He believes that the publisher grants a lot of creative freedom without an obligation to use the Frostbite engine either.
In Kotaku’s Splitscreen podcast, Aaryn Flynn showed up. He left BioWare in July, and he worked on Baldur’s Gate II, Neverwinter Nights, Star Wars: Knights of the Old Republic, Jade Empire, Mass Effect, and Dragon Age: Origins. After he got promoted, he overviewed the development of Dragon Age II, Mass Effect 3, Dragon Age: Inquisition and Mass Effect: Andromeda.
Regarding whether Electronic Arts enforces implementing monetization and microtransactions into the games that they publish, Flynn repled with the following: „Not in my experience, no. They have an ambitious business plan, and they want to do certain things, everything from growing market share to entering new markets, but those are very good goals, there’s nothing controversial about those goals. They have a very solid business plan that everybody is aware of and everybody works hard to deliver.
I think they are a great company to be a part of because they care very much about the creative process – they care about that – so they want you to be successful, and they will do whatever they can to help you be successful. Every company has got constraints and thinks you gotta do, things you have to get done, but they are excellent at giving creative freedom for sure.”
He also revealed whether BioWare was forced to switch to the Frostbite engine (the original Mass Effect trilogy used Unreal Engine 3) or not: „No, not at all. It was our decision. We had been wrapping up Mass Effect 3, and we just shipped Dragon Age II, and we knew that our Eclipse engine, that we shipped DAII on, wasn’t going to cut it for the future iterations of Dragon Age. It couldn’t do open world; the renderer wasn’t strong enough, those were the two big ones. We thought about multiplayer as well, as Eclipse was single-player only.

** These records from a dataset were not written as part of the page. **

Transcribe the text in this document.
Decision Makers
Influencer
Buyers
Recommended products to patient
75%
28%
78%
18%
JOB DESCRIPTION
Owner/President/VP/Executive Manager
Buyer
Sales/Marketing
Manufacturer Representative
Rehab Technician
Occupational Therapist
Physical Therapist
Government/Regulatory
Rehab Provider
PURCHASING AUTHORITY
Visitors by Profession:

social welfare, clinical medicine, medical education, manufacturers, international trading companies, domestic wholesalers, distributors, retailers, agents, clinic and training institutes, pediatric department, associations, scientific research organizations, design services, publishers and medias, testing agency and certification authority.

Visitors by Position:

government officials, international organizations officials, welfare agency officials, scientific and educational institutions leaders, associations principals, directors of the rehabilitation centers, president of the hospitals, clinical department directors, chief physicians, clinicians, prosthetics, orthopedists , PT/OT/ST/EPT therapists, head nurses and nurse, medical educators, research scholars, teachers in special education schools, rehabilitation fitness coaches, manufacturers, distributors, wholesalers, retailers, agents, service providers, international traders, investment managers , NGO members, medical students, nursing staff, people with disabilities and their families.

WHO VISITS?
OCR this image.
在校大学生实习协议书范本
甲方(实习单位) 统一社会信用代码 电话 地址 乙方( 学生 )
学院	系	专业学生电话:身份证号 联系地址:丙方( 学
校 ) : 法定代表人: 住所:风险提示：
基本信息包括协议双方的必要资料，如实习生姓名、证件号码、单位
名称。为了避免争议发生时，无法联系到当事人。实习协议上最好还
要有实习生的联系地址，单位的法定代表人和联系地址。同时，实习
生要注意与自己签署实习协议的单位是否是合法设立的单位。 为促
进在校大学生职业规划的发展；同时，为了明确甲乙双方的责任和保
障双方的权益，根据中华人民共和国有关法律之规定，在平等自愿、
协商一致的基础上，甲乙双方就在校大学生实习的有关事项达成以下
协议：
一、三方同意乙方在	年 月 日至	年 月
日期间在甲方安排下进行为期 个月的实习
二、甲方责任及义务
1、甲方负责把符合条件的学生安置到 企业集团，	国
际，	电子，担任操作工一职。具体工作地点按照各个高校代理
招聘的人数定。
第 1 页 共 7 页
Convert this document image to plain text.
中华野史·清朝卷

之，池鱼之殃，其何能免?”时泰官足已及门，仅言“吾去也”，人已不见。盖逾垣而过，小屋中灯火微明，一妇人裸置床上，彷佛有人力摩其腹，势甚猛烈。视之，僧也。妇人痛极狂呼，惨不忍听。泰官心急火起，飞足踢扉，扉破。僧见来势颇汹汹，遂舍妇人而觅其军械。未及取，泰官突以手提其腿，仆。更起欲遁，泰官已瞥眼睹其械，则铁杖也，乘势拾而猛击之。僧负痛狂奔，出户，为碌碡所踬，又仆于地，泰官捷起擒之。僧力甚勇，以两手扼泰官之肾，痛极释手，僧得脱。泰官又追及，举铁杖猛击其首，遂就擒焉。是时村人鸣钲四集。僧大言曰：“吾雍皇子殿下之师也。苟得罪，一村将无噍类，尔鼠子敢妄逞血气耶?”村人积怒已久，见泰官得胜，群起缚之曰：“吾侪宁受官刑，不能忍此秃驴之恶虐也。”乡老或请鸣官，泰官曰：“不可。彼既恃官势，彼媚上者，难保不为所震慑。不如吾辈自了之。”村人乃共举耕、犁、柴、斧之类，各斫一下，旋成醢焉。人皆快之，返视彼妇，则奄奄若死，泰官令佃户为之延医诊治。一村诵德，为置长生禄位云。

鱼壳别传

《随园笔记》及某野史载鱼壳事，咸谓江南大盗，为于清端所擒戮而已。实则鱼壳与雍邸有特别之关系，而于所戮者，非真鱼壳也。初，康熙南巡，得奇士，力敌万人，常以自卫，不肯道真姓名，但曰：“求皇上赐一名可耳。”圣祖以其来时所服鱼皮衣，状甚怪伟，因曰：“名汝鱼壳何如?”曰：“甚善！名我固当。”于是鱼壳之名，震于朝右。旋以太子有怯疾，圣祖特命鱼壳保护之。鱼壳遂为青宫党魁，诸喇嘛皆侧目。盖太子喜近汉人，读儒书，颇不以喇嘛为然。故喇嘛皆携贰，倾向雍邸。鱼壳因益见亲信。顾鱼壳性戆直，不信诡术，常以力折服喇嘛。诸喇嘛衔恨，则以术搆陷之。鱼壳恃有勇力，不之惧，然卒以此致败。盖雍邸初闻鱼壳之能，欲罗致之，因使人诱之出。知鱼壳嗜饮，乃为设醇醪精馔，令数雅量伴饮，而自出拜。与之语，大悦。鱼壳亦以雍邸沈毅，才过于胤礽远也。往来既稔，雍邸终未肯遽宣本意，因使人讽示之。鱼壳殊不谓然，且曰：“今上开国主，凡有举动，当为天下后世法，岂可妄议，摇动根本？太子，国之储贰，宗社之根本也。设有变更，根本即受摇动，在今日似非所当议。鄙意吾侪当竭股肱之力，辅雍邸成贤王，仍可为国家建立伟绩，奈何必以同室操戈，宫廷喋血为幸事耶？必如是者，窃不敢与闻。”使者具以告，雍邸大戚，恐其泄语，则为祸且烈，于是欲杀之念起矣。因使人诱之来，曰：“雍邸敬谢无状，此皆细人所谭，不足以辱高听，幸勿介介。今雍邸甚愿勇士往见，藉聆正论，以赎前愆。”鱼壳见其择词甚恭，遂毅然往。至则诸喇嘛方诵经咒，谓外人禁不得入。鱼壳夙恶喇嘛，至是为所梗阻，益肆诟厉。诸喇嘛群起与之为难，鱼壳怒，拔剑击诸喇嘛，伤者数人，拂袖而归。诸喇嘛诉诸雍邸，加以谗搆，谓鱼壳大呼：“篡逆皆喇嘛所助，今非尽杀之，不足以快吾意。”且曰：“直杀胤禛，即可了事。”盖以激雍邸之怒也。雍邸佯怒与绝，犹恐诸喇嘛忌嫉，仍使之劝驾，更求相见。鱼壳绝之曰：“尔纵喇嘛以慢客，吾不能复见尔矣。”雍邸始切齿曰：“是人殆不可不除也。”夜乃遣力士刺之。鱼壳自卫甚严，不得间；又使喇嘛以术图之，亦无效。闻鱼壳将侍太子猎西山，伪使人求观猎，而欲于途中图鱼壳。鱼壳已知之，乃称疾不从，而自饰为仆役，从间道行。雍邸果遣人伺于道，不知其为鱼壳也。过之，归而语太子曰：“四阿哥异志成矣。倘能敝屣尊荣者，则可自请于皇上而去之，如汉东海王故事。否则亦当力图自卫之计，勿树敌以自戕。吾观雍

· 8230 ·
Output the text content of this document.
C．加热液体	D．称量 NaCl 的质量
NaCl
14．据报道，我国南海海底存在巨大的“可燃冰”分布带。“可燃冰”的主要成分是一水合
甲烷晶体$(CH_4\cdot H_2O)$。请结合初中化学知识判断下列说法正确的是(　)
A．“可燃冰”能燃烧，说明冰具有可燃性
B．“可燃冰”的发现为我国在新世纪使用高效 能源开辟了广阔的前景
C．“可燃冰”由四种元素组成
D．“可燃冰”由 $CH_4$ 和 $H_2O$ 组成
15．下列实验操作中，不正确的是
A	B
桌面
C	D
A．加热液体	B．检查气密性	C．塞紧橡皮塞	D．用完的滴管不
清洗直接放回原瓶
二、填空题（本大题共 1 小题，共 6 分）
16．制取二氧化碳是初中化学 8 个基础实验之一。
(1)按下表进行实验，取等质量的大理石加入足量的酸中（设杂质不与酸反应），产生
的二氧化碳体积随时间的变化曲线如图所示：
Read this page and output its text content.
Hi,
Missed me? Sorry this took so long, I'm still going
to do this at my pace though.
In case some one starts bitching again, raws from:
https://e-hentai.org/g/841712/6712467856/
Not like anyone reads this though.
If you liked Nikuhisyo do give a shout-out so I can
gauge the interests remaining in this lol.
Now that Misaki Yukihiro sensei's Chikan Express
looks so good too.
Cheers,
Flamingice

We talked internally about three options. We could have burned down Eclipse and started something new internally, we could have gone with Unreal Engine, or we could have picked Frostbite which had shown some really promising results on the rendering side of things, and it was multiplayer enabled. When it came down to it, we talked to folks, and they liked the Frostbite option, and again, back to this idea of being part of a community, there were more and more teams [at EA] that were considering Frostbite. It was a decision that I made after all of the technical deep dives in probably late 2011.”
He still thinks the switch to Frostbite was the right choice: „Oh yeah, I think so. Being part of a community – everybody at EA is on it now – that is powerful, it’s a good place to be. It’s a credit to the Frostbite team how they keep so many diverse titles on one engine, everything from FIFA to Anthem, it’s amazing to me. I hear that, and certainly, we would look at things and say ‘Oh man, we got a lot of work to do on this,’ but it’s tough because it’s also true that the titles are ambitious. So is it the ambition or a specific technical issue [that’s causing problems]?”
So, Flynn is happy the team switched. However, we’ll see if the next BioWare game, Anthem, is up to snuff in early 2019 when it launches on PlayStation 4, Xbox One, and PC.